An artist's impression of how SnOasis could look
Plans to build one of the largest winter sports centres in Europe have been approved subject to certain terms and conditions.
Developer Onslow Suffolk wants to build the £350m complex at a former quarry in Great Blakenham near Ipswich, Suffolk.
Government planning inspectors want more information on the carbon footprint the SnOasis project is likely to leave on the area.
A final decision will be made by the Secretary of State by 17 September.
Onslow Suffolk wants to create an indoor ski slope, ice rink, hotels, as well as shops and apartments.
The firm said a package of benefits costing £29m would be put in place covering a wide range of projects.
These included planting 130,000 trees, improvements to the Copdock intersection of the A12 and A14, skills and training initiatives, and a main line railway station linking to London Liverpool Street.
Some residents have voiced concern about the impact of the complex on the environment and increased traffic congestion.
The Suffolk Wildlife Trust also registered an objection to the planning application saying there would be a "significant loss to biodiversity".

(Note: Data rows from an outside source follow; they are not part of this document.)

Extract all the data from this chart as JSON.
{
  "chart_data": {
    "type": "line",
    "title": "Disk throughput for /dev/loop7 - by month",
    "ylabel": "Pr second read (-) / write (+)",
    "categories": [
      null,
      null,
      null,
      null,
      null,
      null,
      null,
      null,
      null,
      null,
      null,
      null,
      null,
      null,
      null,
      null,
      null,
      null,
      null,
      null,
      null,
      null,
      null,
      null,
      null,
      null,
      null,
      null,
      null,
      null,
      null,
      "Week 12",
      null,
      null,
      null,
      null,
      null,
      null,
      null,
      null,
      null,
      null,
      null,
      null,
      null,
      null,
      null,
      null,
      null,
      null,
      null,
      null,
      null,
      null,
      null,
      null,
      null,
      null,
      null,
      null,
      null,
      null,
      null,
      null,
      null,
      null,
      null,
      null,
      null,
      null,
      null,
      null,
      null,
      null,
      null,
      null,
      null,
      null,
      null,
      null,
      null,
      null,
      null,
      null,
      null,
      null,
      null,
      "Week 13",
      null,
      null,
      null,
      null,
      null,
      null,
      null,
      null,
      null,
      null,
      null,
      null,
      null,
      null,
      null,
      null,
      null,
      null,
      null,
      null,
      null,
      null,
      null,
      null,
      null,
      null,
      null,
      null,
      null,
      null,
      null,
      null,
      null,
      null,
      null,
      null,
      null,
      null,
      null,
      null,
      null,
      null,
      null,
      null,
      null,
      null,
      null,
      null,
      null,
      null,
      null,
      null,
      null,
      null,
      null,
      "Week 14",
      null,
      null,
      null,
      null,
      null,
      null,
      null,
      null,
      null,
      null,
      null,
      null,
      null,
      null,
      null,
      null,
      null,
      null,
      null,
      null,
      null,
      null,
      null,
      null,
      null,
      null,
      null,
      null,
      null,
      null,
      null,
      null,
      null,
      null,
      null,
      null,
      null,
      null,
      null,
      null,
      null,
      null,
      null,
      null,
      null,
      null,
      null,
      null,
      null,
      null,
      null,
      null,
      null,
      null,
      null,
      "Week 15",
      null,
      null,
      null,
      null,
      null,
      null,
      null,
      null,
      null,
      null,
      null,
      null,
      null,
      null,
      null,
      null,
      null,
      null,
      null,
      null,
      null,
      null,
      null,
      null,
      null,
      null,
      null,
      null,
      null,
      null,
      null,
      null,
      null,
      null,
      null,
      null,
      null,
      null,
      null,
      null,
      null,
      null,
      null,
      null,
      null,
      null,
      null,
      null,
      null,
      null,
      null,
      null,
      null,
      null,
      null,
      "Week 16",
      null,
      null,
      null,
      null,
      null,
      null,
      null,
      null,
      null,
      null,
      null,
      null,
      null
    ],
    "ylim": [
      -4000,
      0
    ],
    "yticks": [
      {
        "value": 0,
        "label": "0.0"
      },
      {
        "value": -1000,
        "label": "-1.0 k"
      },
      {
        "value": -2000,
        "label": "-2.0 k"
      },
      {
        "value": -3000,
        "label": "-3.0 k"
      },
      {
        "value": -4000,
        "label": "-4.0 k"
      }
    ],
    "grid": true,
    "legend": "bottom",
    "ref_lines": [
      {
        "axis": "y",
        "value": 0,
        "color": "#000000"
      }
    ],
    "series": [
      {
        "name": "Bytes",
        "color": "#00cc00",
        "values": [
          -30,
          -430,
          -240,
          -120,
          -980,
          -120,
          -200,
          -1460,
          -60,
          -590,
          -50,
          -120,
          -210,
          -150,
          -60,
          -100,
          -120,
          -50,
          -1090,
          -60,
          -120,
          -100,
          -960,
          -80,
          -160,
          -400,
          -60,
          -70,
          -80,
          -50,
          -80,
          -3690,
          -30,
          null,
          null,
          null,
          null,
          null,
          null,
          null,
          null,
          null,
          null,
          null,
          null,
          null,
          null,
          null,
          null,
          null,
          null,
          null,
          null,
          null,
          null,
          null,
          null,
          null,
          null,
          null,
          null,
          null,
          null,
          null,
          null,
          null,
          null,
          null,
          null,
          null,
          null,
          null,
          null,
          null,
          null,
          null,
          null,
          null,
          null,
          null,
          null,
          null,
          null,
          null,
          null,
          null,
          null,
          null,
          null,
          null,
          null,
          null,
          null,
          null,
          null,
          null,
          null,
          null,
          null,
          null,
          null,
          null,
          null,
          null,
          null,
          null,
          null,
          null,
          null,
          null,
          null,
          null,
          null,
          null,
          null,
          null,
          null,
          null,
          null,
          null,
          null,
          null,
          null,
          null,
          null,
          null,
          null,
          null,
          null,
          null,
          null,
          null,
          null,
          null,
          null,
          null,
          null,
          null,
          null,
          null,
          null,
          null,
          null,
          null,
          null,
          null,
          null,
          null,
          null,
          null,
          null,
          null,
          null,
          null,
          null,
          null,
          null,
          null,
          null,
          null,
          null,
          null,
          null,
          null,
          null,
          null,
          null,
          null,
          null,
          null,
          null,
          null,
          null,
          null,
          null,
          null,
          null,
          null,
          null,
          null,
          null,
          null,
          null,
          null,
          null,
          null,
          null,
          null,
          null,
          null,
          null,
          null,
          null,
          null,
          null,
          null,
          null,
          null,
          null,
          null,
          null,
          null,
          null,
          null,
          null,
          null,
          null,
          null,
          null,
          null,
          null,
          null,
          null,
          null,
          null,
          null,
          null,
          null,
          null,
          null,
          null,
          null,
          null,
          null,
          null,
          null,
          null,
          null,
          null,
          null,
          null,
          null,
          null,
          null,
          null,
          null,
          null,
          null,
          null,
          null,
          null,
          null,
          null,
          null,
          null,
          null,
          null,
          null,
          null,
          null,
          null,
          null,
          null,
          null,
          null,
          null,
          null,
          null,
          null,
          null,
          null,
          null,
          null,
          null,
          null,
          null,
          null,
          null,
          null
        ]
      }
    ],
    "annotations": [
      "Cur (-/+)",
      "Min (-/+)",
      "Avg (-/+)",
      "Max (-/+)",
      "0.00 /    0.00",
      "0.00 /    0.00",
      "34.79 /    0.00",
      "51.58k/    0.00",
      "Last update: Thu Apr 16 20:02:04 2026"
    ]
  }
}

Chairman of the SnOasis Community Alliance, John Williams, said: "If there's justice in the world it will be stopped, if the government really means what it says about climate change it would not let this go ahead."
Godfrey Spanner, managing director of Onslow Suffolk, said: "We have been working on this project for six years, with costs running into many millions.
"At last, SnOasis will become a reality to the benefit of Ipswich, Suffolk, East Anglia, the country, and of course, all of our hopes for greater success at major winter sports competitions."
Tim Passmore, leader of Mid-Suffolk District Council, said: "This will give Suffolk the tourism boost that it truly deserves and our other local attractions should be able to capitalise on the interest that it will generate.
"With around 120 new affordable homes being built as part of the development, local people and small businesses look set to benefit too."